Mittlerweile ist auch die Finanzaufsicht auf die Schwierigkeiten beim Tarifwechsel in der PKV aufmerksam geworden. Während es im Herbst noch hieß, die BaFin habe das Tarifwechselrecht im Blick, ist die Bonner Behörde mittlerweile aktiv geworden. „Ja, die BaFin prüft derzeit Fälle, in denen einzelne Versicherungsunternehmen ein Wechselrecht verweigert hatten“, erklärte eine Sprecherin der Aufsicht gegenüber WirtschaftsWoche Online. Konkret hätten die Unternehmen darauf verwiesen, dass der vom Kunden gewünschte Zieltarif für das Neugeschäft geschlossen sei.

Laut Leissl gibt es eine Gruppe von Versicherern, die ihren Kunden den Wechselwunsch regelmäßig mit Verweis darauf verweigerten, dass der gewünschte Tarif geschlossen sei, also nicht mehr zum Verkauf angeboten werde. Solche Regelungen kennt Paragraf 204 allerdings nicht. „Dem Gesetzeswortlaut sind keine Anhaltspunkte zu entnehmen, die auf eine Beschränkung des Wechselrechts auf Tarife, die ein Versicherungsunternehmen im Neugeschäft anbietet, hindeuten“, erklärt eine Sprecherin der BaFin. Auch von solch windigen Erklärungen der Assekuranzen sollten sich Wechselwillige also nicht verwirren lassen.

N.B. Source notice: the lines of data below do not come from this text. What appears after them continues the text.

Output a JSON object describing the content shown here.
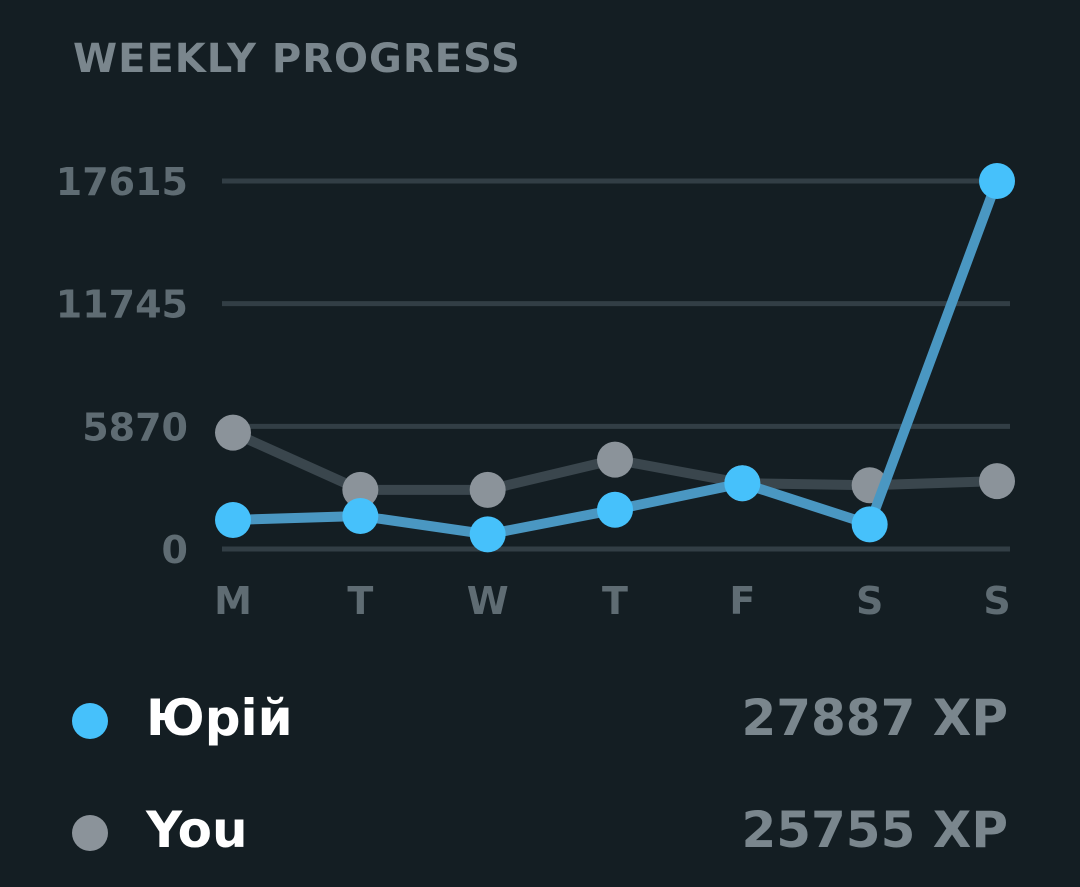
{
  "header": {
    "title": "WEEKLY PROGRESS"
  },
  "chart_data": {
    "type": "line",
    "categories": [
      "M",
      "T",
      "W",
      "T",
      "F",
      "S",
      "S"
    ],
    "y_ticks": [
      "0",
      "5870",
      "11745",
      "17615"
    ],
    "ylim": [
      0,
      17615
    ],
    "grid": true,
    "series": [
      {
        "name": "You",
        "color": "#8b939a",
        "line_color": "#3a464d",
        "values": [
          5570,
          2830,
          2830,
          4280,
          3150,
          3050,
          3250
        ]
      },
      {
        "name": "Юрій",
        "color": "#46c1fb",
        "line_color": "#4a97c2",
        "values": [
          1390,
          1580,
          700,
          1880,
          3150,
          1180,
          17615
        ]
      }
    ]
  },
  "legend": [
    {
      "name": "Юрій",
      "xp": "27887 XP",
      "color": "#46c1fb"
    },
    {
      "name": "You",
      "xp": "25755 XP",
      "color": "#8b939a"
    }
  ]
}
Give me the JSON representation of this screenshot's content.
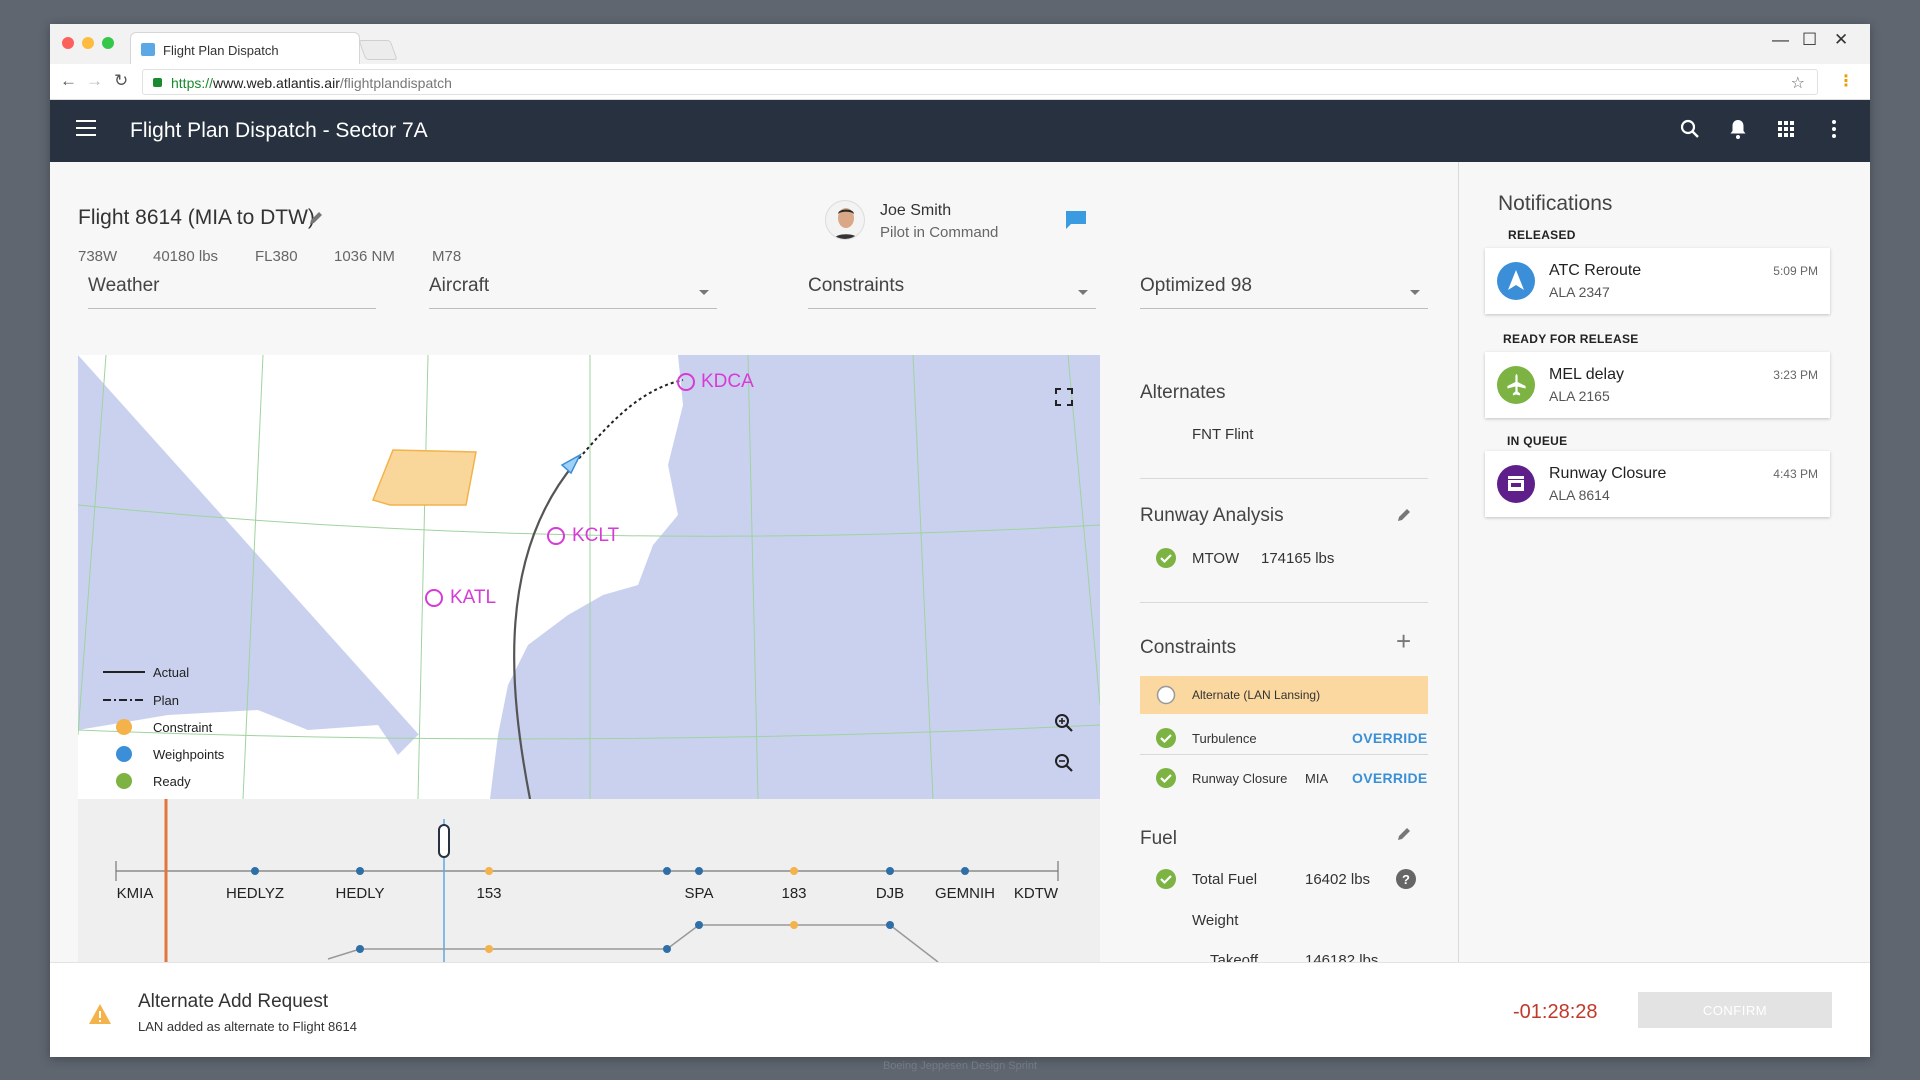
{
  "browser": {
    "tab_title": "Flight Plan Dispatch",
    "url_scheme": "https://",
    "url_host": "www.web.atlantis.air",
    "url_path": "/flightplandispatch"
  },
  "appbar": {
    "title": "Flight Plan Dispatch - Sector 7A"
  },
  "flight": {
    "title": "Flight 8614 (MIA to DTW)",
    "specs": [
      "738W",
      "40180 lbs",
      "FL380",
      "1036 NM",
      "M78"
    ]
  },
  "pilot": {
    "name": "Joe Smith",
    "role": "Pilot in Command"
  },
  "dropdowns": {
    "weather": "Weather",
    "aircraft": "Aircraft",
    "constraints": "Constraints",
    "optimized": "Optimized 98"
  },
  "map": {
    "airports": [
      "KDCA",
      "KCLT",
      "KATL"
    ],
    "legend": [
      "Actual",
      "Plan",
      "Constraint",
      "Weighpoints",
      "Ready"
    ],
    "colors": {
      "water": "#c9d1ef",
      "constraint": "#f4b24a",
      "waypoint": "#3b8fd9",
      "ready": "#7cb342",
      "airport": "#d83ad8"
    }
  },
  "timeline": {
    "labels": [
      "KMIA",
      "HEDLYZ",
      "HEDLY",
      "153",
      "SPA",
      "183",
      "DJB",
      "GEMNIH",
      "KDTW"
    ]
  },
  "alternates": {
    "title": "Alternates",
    "value": "FNT Flint"
  },
  "runway": {
    "title": "Runway Analysis",
    "label": "MTOW",
    "value": "174165 lbs"
  },
  "constraints": {
    "title": "Constraints",
    "items": [
      {
        "label": "Alternate (LAN Lansing)"
      },
      {
        "label": "Turbulence",
        "action": "OVERRIDE"
      },
      {
        "label": "Runway Closure",
        "extra": "MIA",
        "action": "OVERRIDE"
      }
    ]
  },
  "fuel": {
    "title": "Fuel",
    "total_label": "Total Fuel",
    "total_value": "16402 lbs",
    "weight_label": "Weight",
    "takeoff_label": "Takeoff",
    "takeoff_value": "146182 lbs"
  },
  "notifications": {
    "title": "Notifications",
    "groups": [
      {
        "label": "RELEASED",
        "title": "ATC Reroute",
        "sub": "ALA 2347",
        "time": "5:09 PM",
        "color": "#3b8fd9"
      },
      {
        "label": "READY FOR RELEASE",
        "title": "MEL delay",
        "sub": "ALA 2165",
        "time": "3:23 PM",
        "color": "#7cb342"
      },
      {
        "label": "IN QUEUE",
        "title": "Runway Closure",
        "sub": "ALA 8614",
        "time": "4:43 PM",
        "color": "#5e1f8a"
      }
    ]
  },
  "bottom": {
    "title": "Alternate Add Request",
    "subtitle": "LAN added as alternate to Flight 8614",
    "countdown": "-01:28:28",
    "confirm": "CONFIRM"
  },
  "footer": "Boeing Jeppesen Design Sprint"
}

Wer wechseln möchte, sollte zunächst prüfen, ob sich der Aufwand lohnt. Das hängt hauptsächlich von der Versicherung ab. Bei der Debeka beispielsweise, die besonders viele Beamte versichert, lohnt ein Wechsel kaum, da es ein Tarifkollektiv gibt. Bei den meisten anderen Versicherungen rentiert sich der Wechsel allerdings gerade für Ältere, die schon lange Kunde bei einer PKV sind, selbst wenn für das Hin und Her das Honorar für einen Berater fällig wird. Birgit Lein von der Hamburger Verbraucherzentrale berichtet von Fällen, bei denen die monatliche Ersparnis nach einem gelungenen Wechsel bei satten 400 Euro im Monat lag. Bei Grabinger lag die Ersparnis durch den Tarifwechsel am Ende insgesamt bei rund 1700 Euro im Jahr.

Eins dürfen PKV-Kunden, die gewechselt haben, dennoch nicht vergessen: Auch der neue Tarif wird wieder teurer werden. Denn durch Preissteigerungen bei Medikamenten und Ärzten, unserer immer älter werdenden Gesellschaft und einer möglicherweise zunehmenden Inflation werden die Versicherer immer häufiger zu Beitragserhöhungen greifen.